Et puis ça déraille.
Au lieu d’appeler à la guerre (d’Algérie) et de hurler avec les loups, elle prononce un discours compassionnel. Ça, et sa robe avec un décolleté dans le dos excessif : elle est huée, il a honte, ils sont exclus. D’un coup, le couple de notables deviennent des moutons noirs du bourg.
Et encore ils ne savent pas tout, les loups.
"Les Épicéas" se remplit des travelos de la boite de nuit, dont le proverbe est "Qui cherche le loup trouve une bergère". Devenue la "Villa Mimi", la maison est un havre de "féminin" (douceur, pacifisme, art et musique).
Un petit soldat, jeune déserteur paumé, qui ne savait pas quoi répondre à l’injonction de la chambrée : "T’as des couilles ? T’as de l’honneur ? Ou pas ?", y trouve refuge.

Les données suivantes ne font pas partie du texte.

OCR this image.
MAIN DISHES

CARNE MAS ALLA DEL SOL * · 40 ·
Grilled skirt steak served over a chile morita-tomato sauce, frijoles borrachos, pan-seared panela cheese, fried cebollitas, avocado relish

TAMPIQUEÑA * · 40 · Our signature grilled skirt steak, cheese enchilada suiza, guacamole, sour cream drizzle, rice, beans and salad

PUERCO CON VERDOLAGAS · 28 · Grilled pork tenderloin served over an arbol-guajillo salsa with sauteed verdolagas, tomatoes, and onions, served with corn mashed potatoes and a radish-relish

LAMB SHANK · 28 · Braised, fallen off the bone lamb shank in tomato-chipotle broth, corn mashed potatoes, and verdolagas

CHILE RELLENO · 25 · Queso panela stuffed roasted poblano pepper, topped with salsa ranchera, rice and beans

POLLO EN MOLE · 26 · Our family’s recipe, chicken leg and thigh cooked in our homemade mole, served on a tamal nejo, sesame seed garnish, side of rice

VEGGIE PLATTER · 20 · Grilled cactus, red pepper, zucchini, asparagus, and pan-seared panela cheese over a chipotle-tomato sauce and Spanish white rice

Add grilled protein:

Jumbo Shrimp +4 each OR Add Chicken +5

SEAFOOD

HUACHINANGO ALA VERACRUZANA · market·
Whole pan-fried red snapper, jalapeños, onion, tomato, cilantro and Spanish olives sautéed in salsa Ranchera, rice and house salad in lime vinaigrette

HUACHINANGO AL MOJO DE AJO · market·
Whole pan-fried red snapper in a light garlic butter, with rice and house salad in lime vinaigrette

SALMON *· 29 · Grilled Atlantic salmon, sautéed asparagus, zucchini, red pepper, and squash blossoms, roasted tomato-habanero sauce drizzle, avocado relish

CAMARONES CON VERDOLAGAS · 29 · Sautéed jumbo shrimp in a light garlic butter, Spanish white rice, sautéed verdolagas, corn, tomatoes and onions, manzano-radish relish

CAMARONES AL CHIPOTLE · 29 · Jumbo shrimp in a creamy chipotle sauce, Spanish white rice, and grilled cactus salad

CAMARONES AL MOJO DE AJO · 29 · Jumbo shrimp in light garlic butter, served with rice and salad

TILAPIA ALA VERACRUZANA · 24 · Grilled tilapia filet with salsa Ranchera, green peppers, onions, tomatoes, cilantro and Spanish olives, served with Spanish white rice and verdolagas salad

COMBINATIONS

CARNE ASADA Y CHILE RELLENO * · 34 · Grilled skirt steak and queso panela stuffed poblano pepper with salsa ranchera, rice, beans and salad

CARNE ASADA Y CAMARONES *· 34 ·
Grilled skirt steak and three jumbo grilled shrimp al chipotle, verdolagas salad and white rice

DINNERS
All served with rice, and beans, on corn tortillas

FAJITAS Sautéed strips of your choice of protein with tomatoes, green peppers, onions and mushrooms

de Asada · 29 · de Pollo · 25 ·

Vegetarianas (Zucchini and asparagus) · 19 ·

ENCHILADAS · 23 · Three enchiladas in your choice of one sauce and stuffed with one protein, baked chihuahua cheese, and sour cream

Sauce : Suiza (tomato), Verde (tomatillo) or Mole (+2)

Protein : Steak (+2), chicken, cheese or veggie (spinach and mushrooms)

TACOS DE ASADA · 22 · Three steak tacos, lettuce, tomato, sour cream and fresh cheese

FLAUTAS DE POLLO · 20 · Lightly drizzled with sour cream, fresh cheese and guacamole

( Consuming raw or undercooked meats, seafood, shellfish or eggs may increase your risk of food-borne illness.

Il ne faut pas confondre la chambre et la chambrée, monde de vrais mecs, où on apprend à tuer.
Un jour, l’épouse, soupçonneuse, va y voir de plus près.
Tombant en pleine fête de ces dames, elle est d’abord surprise et bouleversée de découvrir la vie parallèle de la résidence secondaire familiale.
Puis, acclamée, en standing ovation, pour son discours pacifiste devant les appelés va-t-en guerre du pays, par les résidentes sur leur 31, toutes plus vraies que nature, elle essaye de "se rendre compte".
La scène du ménage sera douce.
"Quand je t’ai vu, comme ça, je t’ai reconnu. C’était quelque chose que je connaissais, une douceur. Mais où est ma place ?" lui dit-elle.
"Je ne t’ai jamais trompée ni avec une femme, ni avec un homme, je t’aime", lui dit-il.
Les deux parias, le notaire et son épouse, mesurant chacun leur taux d’insoumission, se rencontrent enfin. Sur l’air d’un petit tango, elle le maquille.
Les Nuits d’été est un film transgenre.
Il joue avec les stéréotypes sans jamais tomber dans le manichéisme.
Il semble avoir de solides racines : des Larmes amères de Petra von Kant à la Coccinelle réelle (1931-2006) qui hantait les rues de Juan-les-Pins, au début des années 60, en passant par l’Herculine Babin de Foucault, et le "devenir femme" de Deleuze et Guattari.
Mais, pourtant, c’est le premier de ce genre-là (1).
Car les temps ont changé, et le "genre", en 2014, on ne l’entend pas avec la même sonorité.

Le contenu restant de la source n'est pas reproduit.